In the end, while the sheriff and the mayor said there were other features within the system that would have caught the issue if the operator did not, the attack did point out other factors.

“We were lucky from two counts: One, the operator was able to catch it, and the attack was amateurish,” Byres said. “If it was a professional attack, we are not catching it.”

“This was not a Ukraine-type attack,” Byres said. “This is amateur hour going on. You don’t mess with the control system in the middle of the day when the operator is on shift. Whoever did this was not professional, not a foreign entity. We have amateurish defense and amateurish attack.”

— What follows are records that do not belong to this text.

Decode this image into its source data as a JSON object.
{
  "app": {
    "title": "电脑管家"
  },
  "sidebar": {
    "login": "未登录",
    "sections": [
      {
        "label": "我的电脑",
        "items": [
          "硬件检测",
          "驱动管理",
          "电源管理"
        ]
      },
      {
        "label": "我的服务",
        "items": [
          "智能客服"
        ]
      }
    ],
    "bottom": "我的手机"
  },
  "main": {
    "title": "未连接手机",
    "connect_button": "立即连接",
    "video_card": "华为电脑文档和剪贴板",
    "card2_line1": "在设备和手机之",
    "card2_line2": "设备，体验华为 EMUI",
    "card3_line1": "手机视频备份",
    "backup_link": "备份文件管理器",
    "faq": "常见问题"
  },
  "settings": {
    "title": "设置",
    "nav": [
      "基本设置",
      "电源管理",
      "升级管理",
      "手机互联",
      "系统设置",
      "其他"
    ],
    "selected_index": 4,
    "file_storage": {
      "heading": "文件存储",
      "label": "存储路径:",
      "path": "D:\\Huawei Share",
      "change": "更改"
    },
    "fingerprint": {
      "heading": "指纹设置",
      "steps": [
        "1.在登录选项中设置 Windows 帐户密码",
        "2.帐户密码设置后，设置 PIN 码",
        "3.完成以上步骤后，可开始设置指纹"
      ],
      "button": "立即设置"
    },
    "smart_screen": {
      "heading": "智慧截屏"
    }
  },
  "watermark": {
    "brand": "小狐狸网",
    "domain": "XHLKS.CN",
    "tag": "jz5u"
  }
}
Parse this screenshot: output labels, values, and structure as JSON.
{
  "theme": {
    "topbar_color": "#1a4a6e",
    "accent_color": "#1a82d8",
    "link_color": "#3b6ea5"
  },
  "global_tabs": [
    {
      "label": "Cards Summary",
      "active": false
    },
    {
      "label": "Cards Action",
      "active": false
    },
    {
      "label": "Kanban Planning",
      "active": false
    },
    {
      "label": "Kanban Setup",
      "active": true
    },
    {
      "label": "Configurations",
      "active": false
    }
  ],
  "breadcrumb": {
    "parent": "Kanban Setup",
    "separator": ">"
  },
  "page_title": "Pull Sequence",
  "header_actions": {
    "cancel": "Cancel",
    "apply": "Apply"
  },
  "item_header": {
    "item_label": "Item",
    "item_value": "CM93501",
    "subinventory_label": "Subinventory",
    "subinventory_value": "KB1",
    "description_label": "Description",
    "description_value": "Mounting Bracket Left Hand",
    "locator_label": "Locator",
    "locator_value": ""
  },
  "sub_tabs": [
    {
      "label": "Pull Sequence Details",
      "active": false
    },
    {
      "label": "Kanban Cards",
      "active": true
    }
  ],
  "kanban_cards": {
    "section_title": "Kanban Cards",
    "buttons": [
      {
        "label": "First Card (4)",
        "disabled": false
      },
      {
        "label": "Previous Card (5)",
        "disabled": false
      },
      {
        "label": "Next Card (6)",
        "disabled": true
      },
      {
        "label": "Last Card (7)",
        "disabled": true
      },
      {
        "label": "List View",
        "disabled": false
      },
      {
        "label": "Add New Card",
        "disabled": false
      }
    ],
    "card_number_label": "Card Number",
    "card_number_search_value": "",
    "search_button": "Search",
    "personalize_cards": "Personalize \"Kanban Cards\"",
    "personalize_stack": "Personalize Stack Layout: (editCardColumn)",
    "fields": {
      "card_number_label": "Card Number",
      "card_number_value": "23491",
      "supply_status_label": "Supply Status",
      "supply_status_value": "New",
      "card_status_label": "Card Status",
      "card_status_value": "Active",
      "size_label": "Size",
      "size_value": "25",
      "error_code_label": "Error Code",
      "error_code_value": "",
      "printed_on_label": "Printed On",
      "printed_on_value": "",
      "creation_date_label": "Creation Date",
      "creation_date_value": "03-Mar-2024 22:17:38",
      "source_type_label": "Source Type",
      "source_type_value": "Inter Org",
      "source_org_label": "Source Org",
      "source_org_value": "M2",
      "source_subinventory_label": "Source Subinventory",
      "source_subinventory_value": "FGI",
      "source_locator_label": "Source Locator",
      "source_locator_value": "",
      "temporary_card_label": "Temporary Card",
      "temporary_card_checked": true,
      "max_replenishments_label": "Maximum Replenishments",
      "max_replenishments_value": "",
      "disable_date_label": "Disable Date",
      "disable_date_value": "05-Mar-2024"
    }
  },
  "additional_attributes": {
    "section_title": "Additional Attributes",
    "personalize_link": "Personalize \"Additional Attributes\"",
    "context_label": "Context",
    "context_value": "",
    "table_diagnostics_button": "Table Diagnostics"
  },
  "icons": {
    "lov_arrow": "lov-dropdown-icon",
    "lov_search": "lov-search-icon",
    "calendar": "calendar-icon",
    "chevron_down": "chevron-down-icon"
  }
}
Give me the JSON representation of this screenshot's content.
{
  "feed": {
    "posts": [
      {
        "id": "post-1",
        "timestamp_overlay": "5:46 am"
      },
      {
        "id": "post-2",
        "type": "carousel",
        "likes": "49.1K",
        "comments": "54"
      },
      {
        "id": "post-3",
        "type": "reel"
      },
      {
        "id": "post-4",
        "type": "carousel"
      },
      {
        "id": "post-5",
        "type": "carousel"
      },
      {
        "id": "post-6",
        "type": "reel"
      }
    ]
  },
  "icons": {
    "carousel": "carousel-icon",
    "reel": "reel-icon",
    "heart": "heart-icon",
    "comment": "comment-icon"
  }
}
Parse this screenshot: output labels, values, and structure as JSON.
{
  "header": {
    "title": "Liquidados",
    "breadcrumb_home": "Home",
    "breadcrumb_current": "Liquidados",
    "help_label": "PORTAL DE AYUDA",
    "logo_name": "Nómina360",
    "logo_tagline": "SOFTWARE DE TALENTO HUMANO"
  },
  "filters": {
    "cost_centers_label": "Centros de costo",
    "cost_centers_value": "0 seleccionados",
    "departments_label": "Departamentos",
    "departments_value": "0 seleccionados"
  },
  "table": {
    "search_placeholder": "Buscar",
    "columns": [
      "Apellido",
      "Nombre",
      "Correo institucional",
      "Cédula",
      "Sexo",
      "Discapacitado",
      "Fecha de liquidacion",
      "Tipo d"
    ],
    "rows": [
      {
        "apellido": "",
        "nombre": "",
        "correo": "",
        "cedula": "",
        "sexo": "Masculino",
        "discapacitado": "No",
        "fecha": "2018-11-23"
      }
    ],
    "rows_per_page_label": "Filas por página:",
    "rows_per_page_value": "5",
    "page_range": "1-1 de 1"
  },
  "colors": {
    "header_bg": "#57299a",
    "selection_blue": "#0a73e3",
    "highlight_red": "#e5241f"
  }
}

“Unsophisticated attacks, like what appears to have taken place in Oldsmar, are easily prevented by following industry standards and best practices such as ISA/IEC 62443 or NIST 800-82,” said John Cusimano, vice president of industrial cybersecurity at aeSolutions. “We always recommend starting with a vulnerability & risk assessment to understand the vulnerabilities that present the highest operational risk to the organization and then follow that by preparing a mitigation plan that is prioritized by risk.”

Increased Threat
“The cyber threat to critical infrastructure has been increasing steadily as hackers, whether nation-state actors, criminal enterprises, or lone individuals better understand how to exploit operational technology (OT) in addition to IT systems,” said Eddie Habibi, founder of cybersecurity provider PAS. “While much of the coverage of the cyber risk to critical infrastructure to date has focused on the age of industrial control systems and the fact that they were not designed and deployed with security in mind, in this case, the attack vector appears to have been the increased level of remote access enabled by the Florida county.

“In the rush to support remote operations during the global pandemic, there are very likely many organizations who have increased remote access to industrial engineering workstations and operator consoles. Fortunately, in this case, there was a vigilant operator who noticed the 111x increase in the chemical (from 100ppm to 11,100ppm) and was able to take quick corrective action to return the configuration setting to its prior level. While industrial espionage remains a significant threat (not all cyber attacks are focused on disruption), the worst fears of many in the OT cybersecurity community were realized in this episode; namely, changing a configuration setting to harm the community served by the facility. It is a poignant reminder that the best foundation for effective OT cybersecurity is a detailed and broad asset inventory that includes relationships and dependencies among OT systems and a baseline of configuration settings. With this in place, risk assessment is far more informed, enabling organizations to more effectively assign and limit remote access at both the system and account levels. Indeed, the combination of an up-to-date asset inventory and risk-based remote access management policies is more critical now than ever before, as it enables both reduced risk as well as faster recovery in the event of an unauthorized change.”

The questions will remain as to why they had remote access working to get to the control system, but Byres said it is easy to understand why there was remote access built in. If not, the supervisor would be coming in to the water plant all the time.

Remote Access Here to Stay
The incident highlights how big a risk this is with poorly designed remote access. And the thing is, remote access is not going away.

“You see this all the time where the supervisor is checking in remotely,” Byres said. “Here was a desperate tiny utility trying to get the most out of their staff who are trying to do their best operating 7/24 when they don’t have 7/24 staffing. They are water guys and not security guys.”

“Ultimately, they will have to get some money from ratepayers to analyze what they have to do,” Byres said. “For remote access there has to be clear guidelines on how to properly rollout remote access.”